A tiring swimmer reflects on the Flood -- and the Ark.
By Diogenes ( articles ) | May 16, 2004
The unfailingly articulate Anglican at Pontifications has some lucid observations on the future of Protestant Christianity:
I believe that classical Reformation Protestantism is doomed-- doomed because it is structurally incapable of saying No to secularism, heresy, and unbelief, except by recourse to schism and the formation of new denominations. I would expect the mainline denominations to continue in some form or another-- probably as small communities of neo-gnosticism and political activism. I also expect Protestant fundamentalism to continue to thrive. Whatever else it offers, fundamentalism does offer clarity. Evangelicalism, on the other hand, is an open question. It really does not know which way it wants to jump-- whether off the fundamentalist cliff or the experiential-pietist cliff. In some ways American evangelicals sound a bit like the biblical theology movement of fifty years ago, only with praise bands in their sanctuaries.

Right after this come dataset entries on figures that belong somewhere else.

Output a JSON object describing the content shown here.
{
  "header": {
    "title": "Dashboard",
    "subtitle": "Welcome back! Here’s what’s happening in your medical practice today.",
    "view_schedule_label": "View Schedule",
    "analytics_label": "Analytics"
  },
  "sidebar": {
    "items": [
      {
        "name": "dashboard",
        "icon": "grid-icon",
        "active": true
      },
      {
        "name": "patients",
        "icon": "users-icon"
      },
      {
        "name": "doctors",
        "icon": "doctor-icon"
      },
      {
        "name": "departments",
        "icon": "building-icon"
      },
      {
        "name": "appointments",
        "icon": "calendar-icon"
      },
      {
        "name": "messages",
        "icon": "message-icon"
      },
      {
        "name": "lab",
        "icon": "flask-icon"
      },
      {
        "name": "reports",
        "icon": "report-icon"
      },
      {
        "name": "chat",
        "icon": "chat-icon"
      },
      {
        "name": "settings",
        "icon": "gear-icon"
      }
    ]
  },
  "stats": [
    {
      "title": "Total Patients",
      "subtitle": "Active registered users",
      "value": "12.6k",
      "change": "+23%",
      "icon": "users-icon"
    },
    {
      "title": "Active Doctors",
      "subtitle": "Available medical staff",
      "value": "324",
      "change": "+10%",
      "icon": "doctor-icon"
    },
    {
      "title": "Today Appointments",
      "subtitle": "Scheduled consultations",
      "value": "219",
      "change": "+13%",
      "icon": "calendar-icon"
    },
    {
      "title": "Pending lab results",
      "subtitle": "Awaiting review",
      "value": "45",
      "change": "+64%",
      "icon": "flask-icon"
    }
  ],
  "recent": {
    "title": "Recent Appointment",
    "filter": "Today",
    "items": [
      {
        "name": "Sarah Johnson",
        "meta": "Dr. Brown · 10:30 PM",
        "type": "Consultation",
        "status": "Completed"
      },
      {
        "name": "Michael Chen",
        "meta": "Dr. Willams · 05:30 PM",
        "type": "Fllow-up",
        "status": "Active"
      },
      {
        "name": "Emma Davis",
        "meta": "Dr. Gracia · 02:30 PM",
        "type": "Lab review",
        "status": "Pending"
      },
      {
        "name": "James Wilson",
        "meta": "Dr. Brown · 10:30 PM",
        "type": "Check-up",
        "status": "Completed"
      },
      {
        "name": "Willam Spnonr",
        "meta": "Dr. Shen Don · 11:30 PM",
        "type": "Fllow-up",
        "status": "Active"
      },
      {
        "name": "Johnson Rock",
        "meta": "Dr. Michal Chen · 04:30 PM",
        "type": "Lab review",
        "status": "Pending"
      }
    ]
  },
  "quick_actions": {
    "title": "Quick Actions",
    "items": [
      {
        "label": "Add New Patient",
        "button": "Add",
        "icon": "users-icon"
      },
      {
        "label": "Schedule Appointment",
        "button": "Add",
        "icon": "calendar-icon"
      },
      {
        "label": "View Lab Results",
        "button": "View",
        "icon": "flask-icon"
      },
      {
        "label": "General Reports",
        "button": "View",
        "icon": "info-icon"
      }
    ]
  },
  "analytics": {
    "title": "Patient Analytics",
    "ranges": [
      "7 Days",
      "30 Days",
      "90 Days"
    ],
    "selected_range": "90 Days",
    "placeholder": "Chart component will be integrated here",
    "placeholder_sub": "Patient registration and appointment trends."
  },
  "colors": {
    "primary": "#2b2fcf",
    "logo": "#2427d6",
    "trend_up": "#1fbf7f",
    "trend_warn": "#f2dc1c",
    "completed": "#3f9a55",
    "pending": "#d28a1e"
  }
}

The future of catholic Christianity thus lies … where else but with the two traditions that are truly catholic-- Catholicism and Orthodoxy. Both traditions deny the formal sufficiency of the Bible. Both reject the sola scriptura of Protestantism. Both insist that the Scriptures are to be interpreted through the living Tradition of the Church. And for this reason, both communions have the structural capacity to say No to modernity and to maintain, by the grace of God, the core doctrines of Christianity.